Page 37 of Hounded

My attention flicked to Moira as though I could feel her impatience at range. But, while I expected her to be zeroed in on me, she surveyed the arena with a pleasant expression. Nero, in contrast, was stern. I caught his scathing glare and quickly looked away.

When I faced Abigail again, she was staring down the length of my glaive and growing more frightened by the moment. Her throat bobbed through a swallow before she spoke.

“How am I supposed to…?” She pressed a hand to the scar forming across her belly, then nodded to my polearm. “That thing is huge.”

Stepping back, I slowly swept the blade end toward her. She leaped aside and raised her daggers in a pitiful defense.

She’d closed her eyes in a flinching wince and, when she peered out, I held the glaive outstretched, extending nearly seven feet with the added length of my arm. The tip rested level with Abigail’s chin, scant inches from touching her.

Her face went ashen white.

“You have to crowd me,” I explained, then motioned with my other hand. “Nothing dangerous from there to here.” My gesture spanned the distance from the base ofthe blade to my own chest. “Once you get past the pointy end, I’m hard-pressed to stop you.”

She gawked at my glaive again. Its steel blade was not about the length of a short sword and curved to a wicked tip.

“Right.” She looked and sounded unconvinced.

I pulled my glaive back and held it at an angle in front of me.

Seconds ticked by. Abigail didn’t advance, and I sensed Nero’s scornful gaze boring into me.

“You shouldn’t allow this distance between us,” I whispered to her. “It’s the surest way to lose an arm.” My smile was meant to soften the figurative blow, but she seemed so terrified she might have been frozen in place. Loosing one hand from the polearm’s shaft, I curled my fingers in a beckoning motion. “Crowd me.”

Abigail’s features hardened, and she set her stance. It must have taken every ounce of her determination to lunge.

She was fast, startlingly so, and she closed the gap to me in the time it took to blink. I barred my glaive at her shoulders, blocking the swing of one dagger, then tilting the shaft to parry the other.

Abigail snarled and bared her teeth, and my hound growled in response to the challenge.

Fight, he urged, and I thought backNo.

This was not a conflict I needed to win. This was a frightened young woman battling for survival. She needed instruction to grow her confidence, and I intended to give her better than anything I’d gotten.

She backpedaled.

Wrong direction.

I swiped at her knees, and she retreated farther.

Stop running!

I liked the space; I needed it to deliver sweeping, severing blows and javelin-like thrusts that could punch a hole through someone’s guts. But it was the worst position my opponent could be in.

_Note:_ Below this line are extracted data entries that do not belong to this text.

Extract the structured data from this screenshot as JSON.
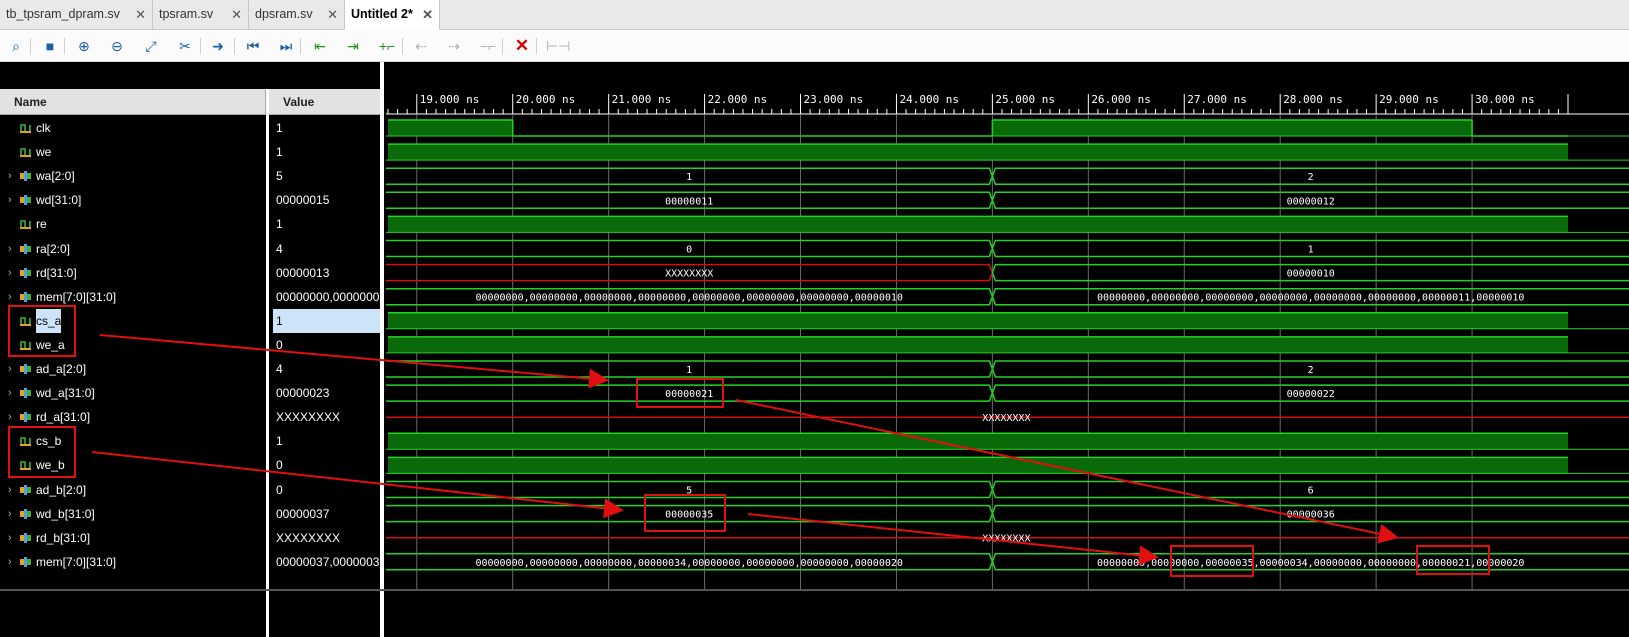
{
  "tabs": [
    {
      "label": "tb_tpsram_dpram.sv",
      "active": false
    },
    {
      "label": "tpsram.sv",
      "active": false
    },
    {
      "label": "dpsram.sv",
      "active": false
    },
    {
      "label": "Untitled 2*",
      "active": true
    }
  ],
  "toolbar": [
    {
      "name": "search",
      "glyph": "⌕",
      "state": "normal"
    },
    {
      "name": "save",
      "glyph": "■",
      "state": "normal"
    },
    {
      "name": "zoom-in",
      "glyph": "⊕",
      "state": "normal"
    },
    {
      "name": "zoom-out",
      "glyph": "⊖",
      "state": "normal"
    },
    {
      "name": "zoom-fit",
      "glyph": "⤢",
      "state": "normal"
    },
    {
      "name": "snap",
      "glyph": "✂",
      "state": "normal"
    },
    {
      "name": "go-to-cursor",
      "glyph": "➜",
      "state": "normal"
    },
    {
      "name": "go-to-start",
      "glyph": "⏮",
      "state": "normal"
    },
    {
      "name": "go-to-end",
      "glyph": "⏭",
      "state": "normal"
    },
    {
      "name": "previous-transition",
      "glyph": "⇤",
      "state": "green"
    },
    {
      "name": "next-transition",
      "glyph": "⇥",
      "state": "green"
    },
    {
      "name": "add-marker",
      "glyph": "+⌐",
      "state": "green"
    },
    {
      "name": "previous-marker",
      "glyph": "⇠",
      "state": "disabled"
    },
    {
      "name": "next-marker",
      "glyph": "⇢",
      "state": "disabled"
    },
    {
      "name": "delete-marker",
      "glyph": "−⌐",
      "state": "disabled"
    },
    {
      "name": "delete-all-markers",
      "glyph": "✕",
      "state": "red"
    },
    {
      "name": "swap-cursors",
      "glyph": "⊢⊣",
      "state": "disabled"
    }
  ],
  "headers": {
    "name": "Name",
    "value": "Value"
  },
  "time_axis": {
    "labels": [
      "19.000 ns",
      "20.000 ns",
      "21.000 ns",
      "22.000 ns",
      "23.000 ns",
      "24.000 ns",
      "25.000 ns",
      "26.000 ns",
      "27.000 ns",
      "28.000 ns",
      "29.000 ns",
      "30.000 ns"
    ],
    "start_ns": 18.7,
    "end_ns": 31.0,
    "transition_ns": 25.0
  },
  "signals": [
    {
      "name": "clk",
      "value": "1",
      "kind": "bit",
      "expandable": false,
      "wave": {
        "type": "clk",
        "segments": [
          {
            "from": 18.7,
            "to": 20.0,
            "level": 1
          },
          {
            "from": 20.0,
            "to": 25.0,
            "level": 0
          },
          {
            "from": 25.0,
            "to": 30.0,
            "level": 1
          },
          {
            "from": 30.0,
            "to": 31.0,
            "level": 0
          }
        ]
      }
    },
    {
      "name": "we",
      "value": "1",
      "kind": "bit",
      "expandable": false,
      "wave": {
        "type": "high"
      }
    },
    {
      "name": "wa[2:0]",
      "value": "5",
      "kind": "bus",
      "expandable": true,
      "wave": {
        "type": "bus",
        "before": "1",
        "after": "2"
      }
    },
    {
      "name": "wd[31:0]",
      "value": "00000015",
      "kind": "bus",
      "expandable": true,
      "wave": {
        "type": "bus",
        "before": "00000011",
        "after": "00000012"
      }
    },
    {
      "name": "re",
      "value": "1",
      "kind": "bit",
      "expandable": false,
      "wave": {
        "type": "high"
      }
    },
    {
      "name": "ra[2:0]",
      "value": "4",
      "kind": "bus",
      "expandable": true,
      "wave": {
        "type": "bus",
        "before": "0",
        "after": "1"
      }
    },
    {
      "name": "rd[31:0]",
      "value": "00000013",
      "kind": "bus",
      "expandable": true,
      "wave": {
        "type": "bus",
        "before": "XXXXXXXX",
        "before_red": true,
        "after": "00000010"
      }
    },
    {
      "name": "mem[7:0][31:0]",
      "value": "00000000,0000000",
      "kind": "bus",
      "expandable": true,
      "wave": {
        "type": "bus",
        "before": "00000000,00000000,00000000,00000000,00000000,00000000,00000000,00000010",
        "after": "00000000,00000000,00000000,00000000,00000000,00000000,00000011,00000010"
      }
    },
    {
      "name": "cs_a",
      "value": "1",
      "kind": "bit",
      "expandable": false,
      "selected": true,
      "wave": {
        "type": "high"
      }
    },
    {
      "name": "we_a",
      "value": "0",
      "kind": "bit",
      "expandable": false,
      "wave": {
        "type": "high"
      }
    },
    {
      "name": "ad_a[2:0]",
      "value": "4",
      "kind": "bus",
      "expandable": true,
      "wave": {
        "type": "bus",
        "before": "1",
        "after": "2"
      }
    },
    {
      "name": "wd_a[31:0]",
      "value": "00000023",
      "kind": "bus",
      "expandable": true,
      "wave": {
        "type": "bus",
        "before": "00000021",
        "after": "00000022"
      }
    },
    {
      "name": "rd_a[31:0]",
      "value": "XXXXXXXX",
      "kind": "bus",
      "expandable": true,
      "wave": {
        "type": "xbus",
        "label": "XXXXXXXX"
      }
    },
    {
      "name": "cs_b",
      "value": "1",
      "kind": "bit",
      "expandable": false,
      "wave": {
        "type": "high"
      }
    },
    {
      "name": "we_b",
      "value": "0",
      "kind": "bit",
      "expandable": false,
      "wave": {
        "type": "high"
      }
    },
    {
      "name": "ad_b[2:0]",
      "value": "0",
      "kind": "bus",
      "expandable": true,
      "wave": {
        "type": "bus",
        "before": "5",
        "after": "6"
      }
    },
    {
      "name": "wd_b[31:0]",
      "value": "00000037",
      "kind": "bus",
      "expandable": true,
      "wave": {
        "type": "bus",
        "before": "00000035",
        "after": "00000036"
      }
    },
    {
      "name": "rd_b[31:0]",
      "value": "XXXXXXXX",
      "kind": "bus",
      "expandable": true,
      "wave": {
        "type": "xbus",
        "label": "XXXXXXXX"
      }
    },
    {
      "name": "mem[7:0][31:0]",
      "value": "00000037,0000003",
      "kind": "bus",
      "expandable": true,
      "wave": {
        "type": "bus",
        "before": "00000000,00000000,00000000,00000034,00000000,00000000,00000000,00000020",
        "after": "00000000,00000000,00000035,00000034,00000000,00000000,00000021,00000020"
      }
    }
  ],
  "colors": {
    "wave_green": "#22d422",
    "wave_fill": "#0a6a0a",
    "x_red": "#d01010",
    "annotation_red": "#e01010",
    "bus_text": "#ffffff"
  }
}
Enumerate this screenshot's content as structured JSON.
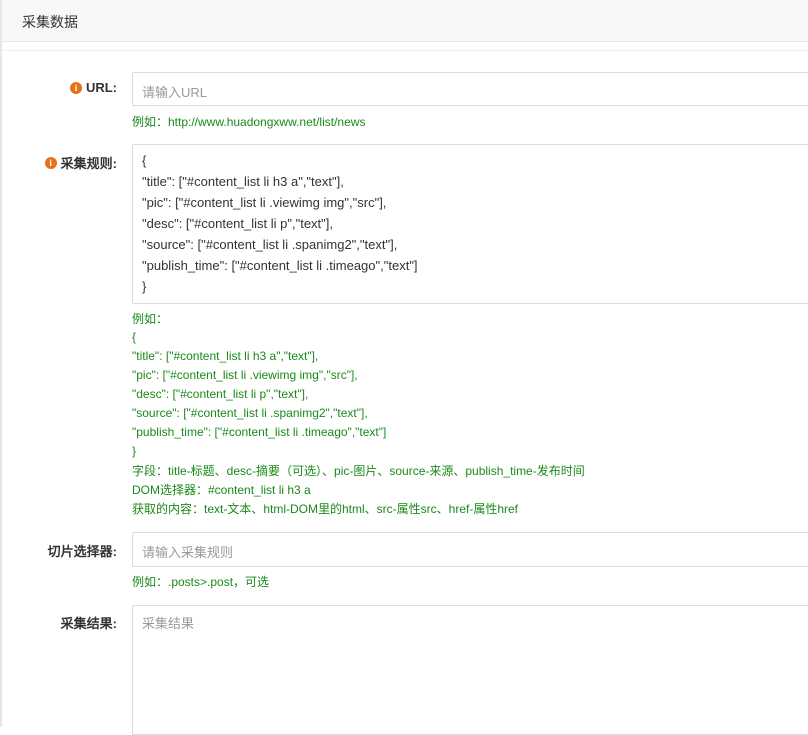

Moira and Nero watched. Whitney watched. The other hounds scattered.

Abigail had given up attacking, gone on the run instead while I pursued with my glaive at the ready. The bad showing was made worse when she tripped in her rush to escape and landed on her back in the dirt. Her empty hands shielded her face, and her petite body curled into the fetal position.

There was no honor in this. No point in winning a fight that was more of an execution.

With a fleeting glance at Nero and Moira on the dais, I hissed through gritted teeth, “When I close, roll, grab the shaft, and pull yourself up.”

Abigail barely had time to babble out a disjointed, “Wh-what?” before I drove the blade end of my polearm toward her.

My reliance on her speed was rewarded as she lurched to one side, evading the weapon that plunged harmlessly into the ground. Sitting, she took hold of the slick metal shaft and used it to propel herself toward me. Her daggers rematerialized, and she swung one around to plunge into my open left side.

I winced, and she shrieked. Her cry was the loudest thing in the arena, causing everyone—combatants andobservers alike—to turn toward us.

Abigail staggered backward. The knife she held dissipated, but the one lodged in me stayed put. It grated against my ribs as I straightened.